El intenso ruido de los motores de los vehículos y los disparos de los carros de combate cerca de nuestra casa, en la calle Bueras y frente al hospital Regional de Valdivia, nos despertaron muy temprano. Nuestros tres hijos menores lo hicieron aterrorizados. Sólo pudimos escuchar Radio Magallanes, en la que se podía oír al presidente Salvador Allende anunciando que las Fuerzas Armadas se habían levantado contra el Gobierno Constitucional. Tras un silencio en la transmisión, sólo se escuchaban los mandos militares, ordenando el estado de sitio y la obediencia a la junta militar o la aplicación de la ley marcial en estado de guerra.
Días más tarde, me acerqué a la sede del colegio Médico, donde era consejero regional y me cercioré por su leal secretario que ésta había sido saqueada por soldados y por miembros de una nueva directiva impuesta por el comando militar y que mi amiga y colega Eliana Horwitz, había sido encarcelada y había caído sobre ella una orden de fusilamiento.
No pasó mucho tiempo hasta que la Rectoría de la Universidad Austral de Valdivia me citó junto a otros docentes para firmar la renuncia “voluntaria” al cargo de Profesor de la Universidad. Una renuncia impuesta por las nuevas normas del delegado Militar.

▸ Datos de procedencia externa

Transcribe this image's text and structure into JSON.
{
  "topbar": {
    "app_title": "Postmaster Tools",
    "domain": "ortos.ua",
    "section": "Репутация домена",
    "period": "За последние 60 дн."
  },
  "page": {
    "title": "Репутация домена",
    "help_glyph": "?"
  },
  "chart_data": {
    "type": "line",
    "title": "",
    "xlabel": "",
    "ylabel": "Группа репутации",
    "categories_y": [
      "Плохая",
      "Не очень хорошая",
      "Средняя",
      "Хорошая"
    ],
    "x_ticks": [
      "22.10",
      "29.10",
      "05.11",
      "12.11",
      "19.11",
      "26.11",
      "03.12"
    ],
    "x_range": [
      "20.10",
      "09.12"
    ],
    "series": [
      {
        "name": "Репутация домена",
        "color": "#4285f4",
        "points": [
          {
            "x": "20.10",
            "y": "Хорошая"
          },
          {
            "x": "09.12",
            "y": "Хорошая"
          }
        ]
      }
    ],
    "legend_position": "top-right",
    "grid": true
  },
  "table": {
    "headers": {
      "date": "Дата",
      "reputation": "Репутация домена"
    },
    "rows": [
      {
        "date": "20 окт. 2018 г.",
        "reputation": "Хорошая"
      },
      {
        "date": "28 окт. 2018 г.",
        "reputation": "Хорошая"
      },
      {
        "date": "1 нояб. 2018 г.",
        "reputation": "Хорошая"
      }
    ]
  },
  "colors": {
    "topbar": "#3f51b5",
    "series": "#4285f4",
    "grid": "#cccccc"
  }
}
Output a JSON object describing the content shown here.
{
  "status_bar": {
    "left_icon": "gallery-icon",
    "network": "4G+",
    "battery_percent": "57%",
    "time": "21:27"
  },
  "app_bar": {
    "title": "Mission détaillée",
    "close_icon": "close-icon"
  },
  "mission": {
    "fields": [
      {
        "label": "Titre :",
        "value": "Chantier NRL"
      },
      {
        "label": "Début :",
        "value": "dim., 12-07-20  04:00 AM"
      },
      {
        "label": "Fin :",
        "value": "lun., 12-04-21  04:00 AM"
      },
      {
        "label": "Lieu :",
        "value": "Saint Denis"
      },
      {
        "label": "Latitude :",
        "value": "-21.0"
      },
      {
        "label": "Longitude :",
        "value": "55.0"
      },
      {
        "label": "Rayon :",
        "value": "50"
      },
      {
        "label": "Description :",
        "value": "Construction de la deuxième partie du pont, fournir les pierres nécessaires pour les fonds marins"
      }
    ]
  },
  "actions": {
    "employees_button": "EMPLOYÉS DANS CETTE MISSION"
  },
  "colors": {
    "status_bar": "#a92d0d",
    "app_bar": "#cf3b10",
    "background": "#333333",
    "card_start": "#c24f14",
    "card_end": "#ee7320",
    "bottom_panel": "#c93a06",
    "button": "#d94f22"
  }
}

Con el Golpe, se había implantado una dictadura represiva, con torturas, terror, detenciones, la desaparición de personas y el fusilamiento de docentes, trabajadores y destacados personajes políticos. El miedo, la delación y el soplonaje eran frecuentes entre la población y el abastecimiento general decayó. El desempleo aumentó y la angustia y la inseguridad en los hogares, se convirtieron en algo común.
La inseguridad y la preocupación por nuestro futuro y el del país, nos agobió.
Un día, tras volver a casa de salir a vender unas pertenencias para comprar alimentos, encontré a mi esposa Rebeca esperándome para decirme que la Policía Civil había venido a buscarme. De inmediato me presenté en el cuartel, siendo automáticamente encerrado y obligado a esperar a una patrulla armada y a un oficial para llevarme con los ojos vendados a un lugar reconvertido en un campo de concentración para prisioneros de guerra. Era el gimnasio del Banco del Estado, un sitio en el que fui sometido a vejaciones y expulsado de toda institución laboral, donde conocí la impotencia de soportar la humillación y el miedo al verme tirado en el suelo con el pie de un soldado sobre mi espalda, sintiendo el cañón de un arma en mi nuca.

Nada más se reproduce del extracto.